The Federal Communications Commission has rejected applications from Starlink and LTD Broadband for more than $2 billion in internet subsidies.
FCC Chairwoman Jessica Rosenworcel acknowledged that “Starlink’s technology has real promise,” but the company’s request was rejected by the agency. According to the FCC, the two companies did not provide adequate answers to questions and are unable to meet the commission requirements.
The agency noted that Starlink asked for financial support to provide 100/20 Mbps services at 642,925 locations in 35 states. However, FCC data showed that Starlink’s speeds had fallen between the last quarter of 2021 and the second quarter of 2022, and its upload speeds had fallen below 20 Mbps.

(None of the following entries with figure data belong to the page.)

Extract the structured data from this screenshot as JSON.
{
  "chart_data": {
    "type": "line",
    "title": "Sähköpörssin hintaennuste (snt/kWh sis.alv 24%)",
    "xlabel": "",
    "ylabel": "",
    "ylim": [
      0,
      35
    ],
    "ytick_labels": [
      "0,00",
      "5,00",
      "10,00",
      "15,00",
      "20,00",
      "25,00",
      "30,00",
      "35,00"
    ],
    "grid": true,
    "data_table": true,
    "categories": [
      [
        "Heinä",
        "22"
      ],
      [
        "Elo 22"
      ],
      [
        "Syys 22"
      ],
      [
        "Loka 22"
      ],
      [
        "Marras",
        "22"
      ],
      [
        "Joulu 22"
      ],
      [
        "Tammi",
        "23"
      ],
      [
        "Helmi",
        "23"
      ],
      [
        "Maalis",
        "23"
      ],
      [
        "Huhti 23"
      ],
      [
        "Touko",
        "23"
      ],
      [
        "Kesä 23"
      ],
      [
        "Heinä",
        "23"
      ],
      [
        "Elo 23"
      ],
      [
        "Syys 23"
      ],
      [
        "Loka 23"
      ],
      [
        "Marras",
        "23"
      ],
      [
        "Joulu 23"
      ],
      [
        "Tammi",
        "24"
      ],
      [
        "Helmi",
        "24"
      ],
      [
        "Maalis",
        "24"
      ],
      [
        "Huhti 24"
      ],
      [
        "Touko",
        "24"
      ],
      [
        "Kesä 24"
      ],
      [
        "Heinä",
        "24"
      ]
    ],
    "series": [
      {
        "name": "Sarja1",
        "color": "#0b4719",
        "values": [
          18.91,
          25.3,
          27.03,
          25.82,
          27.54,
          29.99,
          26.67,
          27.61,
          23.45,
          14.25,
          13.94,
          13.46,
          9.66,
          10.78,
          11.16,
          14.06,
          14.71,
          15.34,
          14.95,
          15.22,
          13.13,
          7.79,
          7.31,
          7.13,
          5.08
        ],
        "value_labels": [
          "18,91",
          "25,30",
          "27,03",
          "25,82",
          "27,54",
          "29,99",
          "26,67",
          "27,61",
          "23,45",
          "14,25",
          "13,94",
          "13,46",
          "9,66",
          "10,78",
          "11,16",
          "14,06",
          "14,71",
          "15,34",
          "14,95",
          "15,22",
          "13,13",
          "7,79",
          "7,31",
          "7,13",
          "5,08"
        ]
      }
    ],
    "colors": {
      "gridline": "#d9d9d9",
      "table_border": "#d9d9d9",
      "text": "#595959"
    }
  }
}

“We must put scarce universal service dollars to their best possible use as we move into a digital future that demands ever more powerful and faster network. We cannot afford to subsidize ventures that are not delivering the promised speeds or are not likely to meet program requirements,” Rosenworcel said.
LTD said it was “extremely disappointed” with the decision.
“I don’t believe the FCC fully appreciated the benefits LTD Broadband would bring to hundreds of thousands of rural Americans. We are continuing to review the letter and are evaluating our next steps,” said Corey Hauer, the company’s CEO.
The sources for this piece include an article in Reuters.